Usage notes

Usage notes for CSNBDKG2.

Starting with CCA 8.1, the generated_key_identifier takes its compliance-tagged property from the generating_key_identifier, resulting in the following behavior:

  1. If the generating key is compliance-tagged, but the generated key skeleton is not compliance-tagged, then the generated key is compliance-tagged.
  2. If the generating key is not compliance-tagged, but the generated key skeleton is compliance-tagged, then the generated key is not compliance-tagged.

When using TR-31 key tokens, the following applies:

  • When the generated_key_identifier1 parameter contains a skeleton TR-31 token:
    • If the generating_key_identifer does not contain the DA optional block, then the skeleton TR-31 token in generated_key_identifier1 is only checked against the allowed key usage values for the CSNBDKG2 verb.
    • Else if the generating_key_identifer contains the DA optional block, the generated_key_identifier1 skeleton is also checked against the allowed key block header configurations contained in the DA optional block.

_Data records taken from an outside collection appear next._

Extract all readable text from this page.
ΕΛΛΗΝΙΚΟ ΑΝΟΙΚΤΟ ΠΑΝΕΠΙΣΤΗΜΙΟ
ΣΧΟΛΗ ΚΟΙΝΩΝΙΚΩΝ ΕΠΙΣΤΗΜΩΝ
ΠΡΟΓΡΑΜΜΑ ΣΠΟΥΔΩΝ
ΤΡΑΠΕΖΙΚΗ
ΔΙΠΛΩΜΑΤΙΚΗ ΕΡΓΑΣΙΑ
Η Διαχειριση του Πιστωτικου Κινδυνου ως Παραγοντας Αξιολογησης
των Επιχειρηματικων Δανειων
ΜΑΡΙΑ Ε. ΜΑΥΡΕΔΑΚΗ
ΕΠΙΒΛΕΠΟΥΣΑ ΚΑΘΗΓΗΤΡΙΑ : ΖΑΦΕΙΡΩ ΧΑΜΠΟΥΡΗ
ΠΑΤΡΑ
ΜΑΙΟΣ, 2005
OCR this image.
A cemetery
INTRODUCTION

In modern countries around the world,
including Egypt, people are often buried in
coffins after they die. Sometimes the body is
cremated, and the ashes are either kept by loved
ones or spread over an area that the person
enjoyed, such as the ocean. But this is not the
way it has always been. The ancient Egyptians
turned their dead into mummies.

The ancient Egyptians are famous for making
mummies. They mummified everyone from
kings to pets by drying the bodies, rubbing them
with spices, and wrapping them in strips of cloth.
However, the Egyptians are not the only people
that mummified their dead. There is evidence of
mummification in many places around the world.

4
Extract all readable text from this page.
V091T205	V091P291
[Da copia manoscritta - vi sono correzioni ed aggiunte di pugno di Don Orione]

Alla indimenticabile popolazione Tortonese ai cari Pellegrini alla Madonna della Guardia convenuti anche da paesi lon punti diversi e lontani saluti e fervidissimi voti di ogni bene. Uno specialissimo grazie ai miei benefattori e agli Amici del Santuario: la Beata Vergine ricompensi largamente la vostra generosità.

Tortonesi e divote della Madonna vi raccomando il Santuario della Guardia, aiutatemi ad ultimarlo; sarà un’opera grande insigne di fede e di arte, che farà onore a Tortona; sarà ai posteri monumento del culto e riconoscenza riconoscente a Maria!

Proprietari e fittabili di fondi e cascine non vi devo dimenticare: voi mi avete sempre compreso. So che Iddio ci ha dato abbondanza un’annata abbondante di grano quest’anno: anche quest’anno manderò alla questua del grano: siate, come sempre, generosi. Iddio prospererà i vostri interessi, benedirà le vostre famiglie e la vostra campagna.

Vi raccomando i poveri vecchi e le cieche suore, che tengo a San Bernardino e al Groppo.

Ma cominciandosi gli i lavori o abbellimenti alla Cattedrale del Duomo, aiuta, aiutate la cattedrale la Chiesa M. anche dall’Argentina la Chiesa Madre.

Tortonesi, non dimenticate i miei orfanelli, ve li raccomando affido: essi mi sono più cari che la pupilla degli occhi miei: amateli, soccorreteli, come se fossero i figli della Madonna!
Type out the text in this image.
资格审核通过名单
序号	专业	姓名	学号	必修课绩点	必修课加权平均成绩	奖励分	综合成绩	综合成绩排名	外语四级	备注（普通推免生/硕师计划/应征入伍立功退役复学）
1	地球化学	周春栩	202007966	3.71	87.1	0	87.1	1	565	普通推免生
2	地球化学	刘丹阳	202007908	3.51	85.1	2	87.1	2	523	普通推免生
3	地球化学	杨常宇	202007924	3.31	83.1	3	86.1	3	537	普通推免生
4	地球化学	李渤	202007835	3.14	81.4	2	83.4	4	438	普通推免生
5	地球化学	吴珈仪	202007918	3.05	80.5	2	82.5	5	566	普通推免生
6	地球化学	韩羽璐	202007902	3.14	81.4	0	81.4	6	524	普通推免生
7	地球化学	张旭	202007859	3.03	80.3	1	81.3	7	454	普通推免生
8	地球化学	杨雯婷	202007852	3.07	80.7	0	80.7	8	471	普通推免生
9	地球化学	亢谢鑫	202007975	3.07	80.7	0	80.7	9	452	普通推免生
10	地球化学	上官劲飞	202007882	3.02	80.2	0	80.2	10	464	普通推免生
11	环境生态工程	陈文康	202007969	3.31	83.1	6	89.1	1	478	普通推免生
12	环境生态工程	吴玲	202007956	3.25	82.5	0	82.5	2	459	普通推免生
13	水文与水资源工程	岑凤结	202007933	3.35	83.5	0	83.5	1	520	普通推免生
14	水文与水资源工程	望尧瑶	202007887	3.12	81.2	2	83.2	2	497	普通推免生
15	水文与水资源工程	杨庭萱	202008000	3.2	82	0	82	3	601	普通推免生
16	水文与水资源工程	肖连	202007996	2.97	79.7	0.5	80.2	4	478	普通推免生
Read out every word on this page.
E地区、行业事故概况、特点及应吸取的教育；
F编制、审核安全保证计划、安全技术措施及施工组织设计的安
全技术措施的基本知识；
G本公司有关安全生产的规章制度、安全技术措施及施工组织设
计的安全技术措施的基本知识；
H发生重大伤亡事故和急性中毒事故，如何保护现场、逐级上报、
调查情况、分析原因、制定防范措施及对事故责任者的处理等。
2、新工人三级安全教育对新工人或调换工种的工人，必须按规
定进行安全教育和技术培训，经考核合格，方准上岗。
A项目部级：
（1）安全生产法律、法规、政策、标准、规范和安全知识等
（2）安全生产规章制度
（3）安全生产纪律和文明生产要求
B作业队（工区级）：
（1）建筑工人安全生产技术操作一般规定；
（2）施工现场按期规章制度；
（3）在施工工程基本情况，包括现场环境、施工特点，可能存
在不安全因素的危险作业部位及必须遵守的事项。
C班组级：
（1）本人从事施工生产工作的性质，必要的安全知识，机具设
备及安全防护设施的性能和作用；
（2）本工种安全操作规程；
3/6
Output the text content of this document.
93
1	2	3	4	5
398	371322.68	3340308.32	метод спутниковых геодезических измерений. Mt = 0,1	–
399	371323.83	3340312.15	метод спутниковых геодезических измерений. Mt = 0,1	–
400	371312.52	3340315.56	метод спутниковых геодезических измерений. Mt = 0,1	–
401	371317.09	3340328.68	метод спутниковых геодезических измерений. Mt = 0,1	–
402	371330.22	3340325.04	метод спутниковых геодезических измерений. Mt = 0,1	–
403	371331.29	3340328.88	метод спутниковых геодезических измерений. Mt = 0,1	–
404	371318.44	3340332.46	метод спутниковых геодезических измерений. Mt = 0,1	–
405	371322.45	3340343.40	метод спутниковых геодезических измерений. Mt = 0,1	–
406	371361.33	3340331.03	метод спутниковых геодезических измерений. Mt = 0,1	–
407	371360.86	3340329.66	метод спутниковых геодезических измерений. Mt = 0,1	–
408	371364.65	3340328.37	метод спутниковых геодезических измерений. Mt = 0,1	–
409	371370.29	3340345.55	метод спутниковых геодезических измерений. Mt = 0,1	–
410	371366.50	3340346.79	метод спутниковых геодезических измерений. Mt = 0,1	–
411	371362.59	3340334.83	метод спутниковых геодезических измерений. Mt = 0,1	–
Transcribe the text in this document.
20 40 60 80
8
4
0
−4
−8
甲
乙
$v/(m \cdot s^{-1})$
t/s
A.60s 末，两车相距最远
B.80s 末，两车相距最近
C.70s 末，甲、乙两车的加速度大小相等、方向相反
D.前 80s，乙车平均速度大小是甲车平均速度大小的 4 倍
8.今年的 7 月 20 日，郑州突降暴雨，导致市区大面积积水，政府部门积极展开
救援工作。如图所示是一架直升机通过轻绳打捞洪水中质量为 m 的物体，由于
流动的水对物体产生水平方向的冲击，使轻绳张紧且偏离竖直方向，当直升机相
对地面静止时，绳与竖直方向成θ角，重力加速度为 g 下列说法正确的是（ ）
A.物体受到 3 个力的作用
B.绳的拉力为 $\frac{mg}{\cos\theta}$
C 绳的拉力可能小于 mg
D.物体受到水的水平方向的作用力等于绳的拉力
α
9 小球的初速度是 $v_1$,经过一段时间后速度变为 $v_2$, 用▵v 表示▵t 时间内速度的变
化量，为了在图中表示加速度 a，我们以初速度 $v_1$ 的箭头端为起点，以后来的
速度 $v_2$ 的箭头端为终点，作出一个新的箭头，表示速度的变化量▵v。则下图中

The skeleton attributes must be an exact match for one of the derivations in the optional block. If an exact match is not found, an error is thrown.
  • When the generated_key_identifier1 parameter contains a NULL token, the CSNBDKG2 service builds the generated_key_identifier1 according to the allowed configuration specified in the generating_key_identifer. For this case the generating_key_identifer must contain the DA optional block, and the DA optional block must contain exactly one allowed configuration.